Tex-Parts: Unified 3D Part Annotations

Updated 23 December 2025

Tex-Parts is a large-scale dataset providing densely labeled, semantically consistent 3D part annotations unified from multiple sources like PartNet, 3DCoMPaT++, and Find3D.
It employs an efficient human-in-the-loop annotation pipeline with the ALIGN-Parts engine, achieving a 5–8× speedup in segmentation and naming.
The dataset features a unified canonical ontology with 1,794 unique part names, enabling open-vocabulary, object-conditional segmentation and robust semantic evaluation.

Tex-Parts is a large-scale dataset providing densely labeled, semantically consistent 3D part annotations, derived from the unannotated TexVerse corpus using the ALIGN-Parts engine. Its design enables open-vocabulary, object-conditional 3D part segmentation and naming, generating per-point part masks and affordance-aware part names for thousands of richly annotated 3D models. Tex-Parts addresses inconsistencies in existing datasets' part definitions by merging PartNet, 3DCoMPaT++, and Find3D into a single, unified part ontology of 1,794 canonical names. Annotation is accelerated using a combination of automated proposals and human-in-the-loop verification, delivering a 5–8× speedup over manual methods while maintaining semantic precision (Paul et al., 19 Dec 2025).

1. Motivation and Objectives

Tex-Parts was conceived in response to persistent limitations in 3D part segmentation resources.
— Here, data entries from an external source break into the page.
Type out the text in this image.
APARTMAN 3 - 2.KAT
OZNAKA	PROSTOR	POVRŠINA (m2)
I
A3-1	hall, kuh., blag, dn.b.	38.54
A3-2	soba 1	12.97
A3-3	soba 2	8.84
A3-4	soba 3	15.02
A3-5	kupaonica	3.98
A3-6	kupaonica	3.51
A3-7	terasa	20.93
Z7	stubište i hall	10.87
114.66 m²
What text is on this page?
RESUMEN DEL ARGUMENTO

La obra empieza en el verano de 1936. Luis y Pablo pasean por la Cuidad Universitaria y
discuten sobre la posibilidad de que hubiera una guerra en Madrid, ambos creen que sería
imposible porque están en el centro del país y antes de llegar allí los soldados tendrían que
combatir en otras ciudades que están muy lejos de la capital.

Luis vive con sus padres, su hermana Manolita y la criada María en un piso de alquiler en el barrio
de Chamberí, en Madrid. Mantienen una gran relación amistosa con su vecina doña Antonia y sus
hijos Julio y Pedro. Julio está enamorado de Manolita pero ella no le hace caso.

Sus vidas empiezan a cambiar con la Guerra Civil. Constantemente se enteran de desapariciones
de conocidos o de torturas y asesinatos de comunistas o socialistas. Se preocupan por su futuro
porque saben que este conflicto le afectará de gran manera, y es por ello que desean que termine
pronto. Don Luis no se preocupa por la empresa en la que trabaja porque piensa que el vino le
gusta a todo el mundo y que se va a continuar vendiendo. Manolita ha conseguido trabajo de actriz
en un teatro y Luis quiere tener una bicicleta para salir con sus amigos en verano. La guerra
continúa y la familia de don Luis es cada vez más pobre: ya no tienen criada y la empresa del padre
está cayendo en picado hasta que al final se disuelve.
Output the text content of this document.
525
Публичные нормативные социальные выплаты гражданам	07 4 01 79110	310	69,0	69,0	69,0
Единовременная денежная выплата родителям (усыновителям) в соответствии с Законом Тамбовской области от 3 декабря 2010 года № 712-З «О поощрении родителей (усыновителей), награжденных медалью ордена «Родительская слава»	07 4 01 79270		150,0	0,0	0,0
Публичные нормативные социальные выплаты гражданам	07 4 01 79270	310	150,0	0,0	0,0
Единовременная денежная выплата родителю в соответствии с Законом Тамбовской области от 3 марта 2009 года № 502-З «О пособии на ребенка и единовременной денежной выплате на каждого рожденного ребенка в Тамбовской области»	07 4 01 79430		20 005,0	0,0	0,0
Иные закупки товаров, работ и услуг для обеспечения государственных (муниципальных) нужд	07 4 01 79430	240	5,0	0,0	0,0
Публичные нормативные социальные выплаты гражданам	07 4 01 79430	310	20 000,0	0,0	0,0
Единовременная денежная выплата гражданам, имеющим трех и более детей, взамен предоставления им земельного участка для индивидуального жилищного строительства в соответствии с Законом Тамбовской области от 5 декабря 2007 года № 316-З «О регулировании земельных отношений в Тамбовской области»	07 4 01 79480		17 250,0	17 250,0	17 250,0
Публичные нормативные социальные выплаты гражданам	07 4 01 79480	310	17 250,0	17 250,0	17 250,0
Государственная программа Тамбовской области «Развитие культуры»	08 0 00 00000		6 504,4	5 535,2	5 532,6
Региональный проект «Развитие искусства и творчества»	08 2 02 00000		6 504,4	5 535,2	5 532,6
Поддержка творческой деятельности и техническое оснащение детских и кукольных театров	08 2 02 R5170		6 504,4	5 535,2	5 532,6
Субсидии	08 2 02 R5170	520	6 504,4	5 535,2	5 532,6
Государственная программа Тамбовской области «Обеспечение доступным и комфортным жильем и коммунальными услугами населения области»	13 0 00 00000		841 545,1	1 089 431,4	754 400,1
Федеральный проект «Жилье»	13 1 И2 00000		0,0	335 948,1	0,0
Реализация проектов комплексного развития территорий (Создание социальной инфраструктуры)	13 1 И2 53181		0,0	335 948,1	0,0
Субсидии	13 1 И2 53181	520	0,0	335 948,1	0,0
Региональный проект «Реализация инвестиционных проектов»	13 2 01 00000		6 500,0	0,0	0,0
Available benchmarks such as PartNet, 3DCoMPaT++, and Find3D each employ distinct part taxonomies and granularities, impeding cross-dataset training and transfer. Tex-Parts aims to fill this gap by offering:

A large-scale, open-vocabulary 3D part dataset with labels consistent across object categories and grounded in human-centric affordance descriptions.
Seamless integration of the ALIGN-Parts model to propose both geometric part segments ("partlets") and natural-language part names, supporting open-vocabulary and object-conditional annotation.
Efficient, verifiable annotation: a human annotator validates or corrects a complete object's segmentation and naming in 3–5 minutes versus 15–25 minutes for traditional de novo annotation, yielding a speedup factor of 5–8×.
A publicly released resource with per-point part masks and affordance-aware names, supporting scalable development and evaluation for semantic 3D part segmentation.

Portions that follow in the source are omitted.